Individuals were driven to inform on spouses and friends - some killed themselves or were driven out of town. Richard Collins co-operated with the witch-hunts: his ex-wife Dorothy Comingore was accused of letting her children play in a Communist's swimming pool and lost custody, before being framed on a counterfeit money charge: she was later framed for 'soliciting' and also spent time in a mental hospital, before spending the rest of her live in poverty and obscurity. John Garfield, strong-armed into co-operating with the FBI, finally refused to testify against his own wife, and died of a heart attack at 39.

Dorothy Comingore


One thing the FBI was skilled at, was identifying good films as liberal (to me, the two go together).

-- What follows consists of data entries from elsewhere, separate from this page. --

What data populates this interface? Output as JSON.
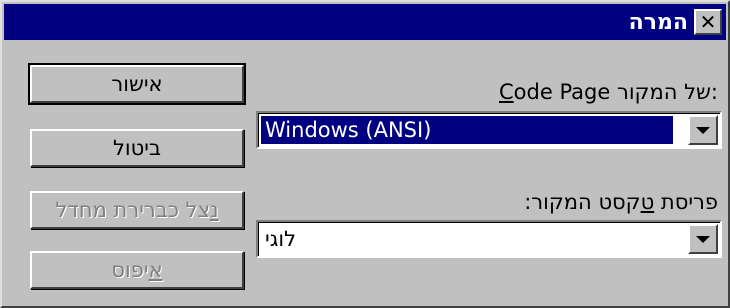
{
  "dialog": {
    "title": "המרה",
    "close_symbol": "✕"
  },
  "buttons": {
    "ok": "אישור",
    "cancel": "ביטול",
    "show_preview_prefix": "",
    "show_preview_underline": "נ",
    "show_preview_rest": "צל כברירת מחדל",
    "reset_underline": "א",
    "reset_rest": "יפוס"
  },
  "code_page": {
    "label_prefix": "",
    "label_underline": "C",
    "label_rest": "ode Page של המקור:",
    "value": "Windows (ANSI)"
  },
  "text_layout": {
    "label_before": "פריסת ",
    "label_underline": "ט",
    "label_rest": "קסט המקור:",
    "value": "לוגי"
  },
  "icons": {
    "close": "close-icon",
    "dropdown": "chevron-down-icon"
  }
}
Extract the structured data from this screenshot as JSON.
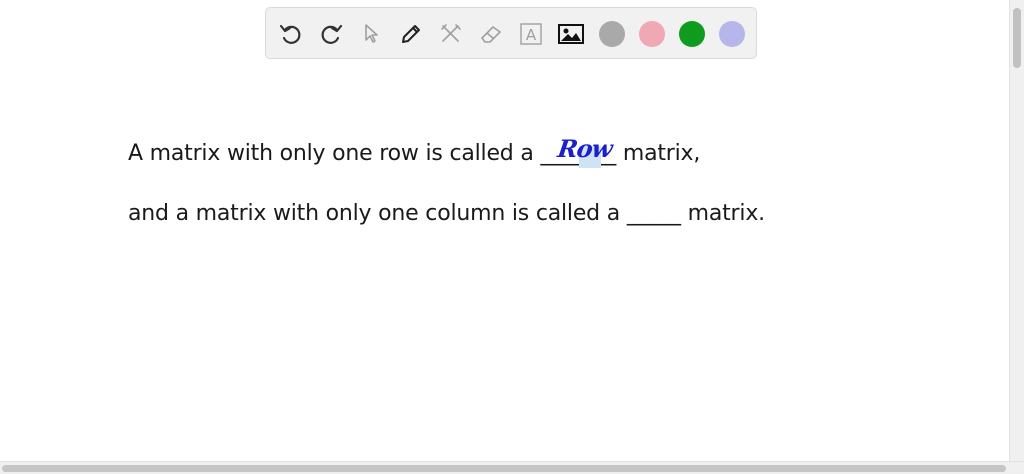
{
  "toolbar": {
    "tools": [
      {
        "name": "undo-icon"
      },
      {
        "name": "redo-icon"
      },
      {
        "name": "pointer-icon"
      },
      {
        "name": "pen-icon"
      },
      {
        "name": "tools-icon"
      },
      {
        "name": "eraser-icon"
      },
      {
        "name": "text-icon",
        "glyph": "A"
      },
      {
        "name": "image-icon"
      }
    ],
    "colors": [
      "#a9a9a9",
      "#f0a8b4",
      "#0e9b1e",
      "#b6b6ea"
    ]
  },
  "content": {
    "line1_before": "A matrix with only one row is called a ",
    "line1_blank": "_______",
    "line1_after": " matrix,",
    "handwritten": "Row",
    "line2_before": "and a matrix with only one column is called a ",
    "line2_blank": "_____",
    "line2_after": " matrix."
  }
}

Mr Smith Goes To Washington was 'decidedly Socialist in nature', while It's A Wonderful Life was 'an obvious attempt to discredit bankers' (Jimmy Stewart's George runs a building society which stands up for the little people discarded by the vampiric bankers). Clearly for the Feds, any critique of actually existing capitalism - however sentimental - was Communist subversion. Certainly hardline Republican Stewart would have been surprised, to say the least, that these films' sentimental populism was disloyal.



Thursday, 16 December 2010

Smarter than the average bear?

I always hated Yogi Bear: dreary, repetitive plots, looked bad, utterly lifeless: a real nadir of cartooning (don't get me started on Garfield). The recent cinema revival of Yogi says it all about mainstream cinema: never make something new when there's a tired old bit of rubbish in the back of the cupboard which you can resurrect to trade on the cheap nostalgia of a generation you assume are lazy, narcissistic and stupid.

So I rather like this alternative Yogi: turning Hollywood's weapons on itself, so to speak. Poor Yogi's been put out of his misery. No sequels or prequels for him.

Wednesday, 5 August 2009

The Dark is Rising - but it'll be uplifting and uncomplicated

I felt that the recent film adaptation of that stunning children's book The Dark is Rising was nigh on criminal in the degree of hatred and contempt it expressed for the original text. Cynical Ben agrees - and has expressed himself much better than I could. In particular, you should enjoy his explication of the 'creative' process involved.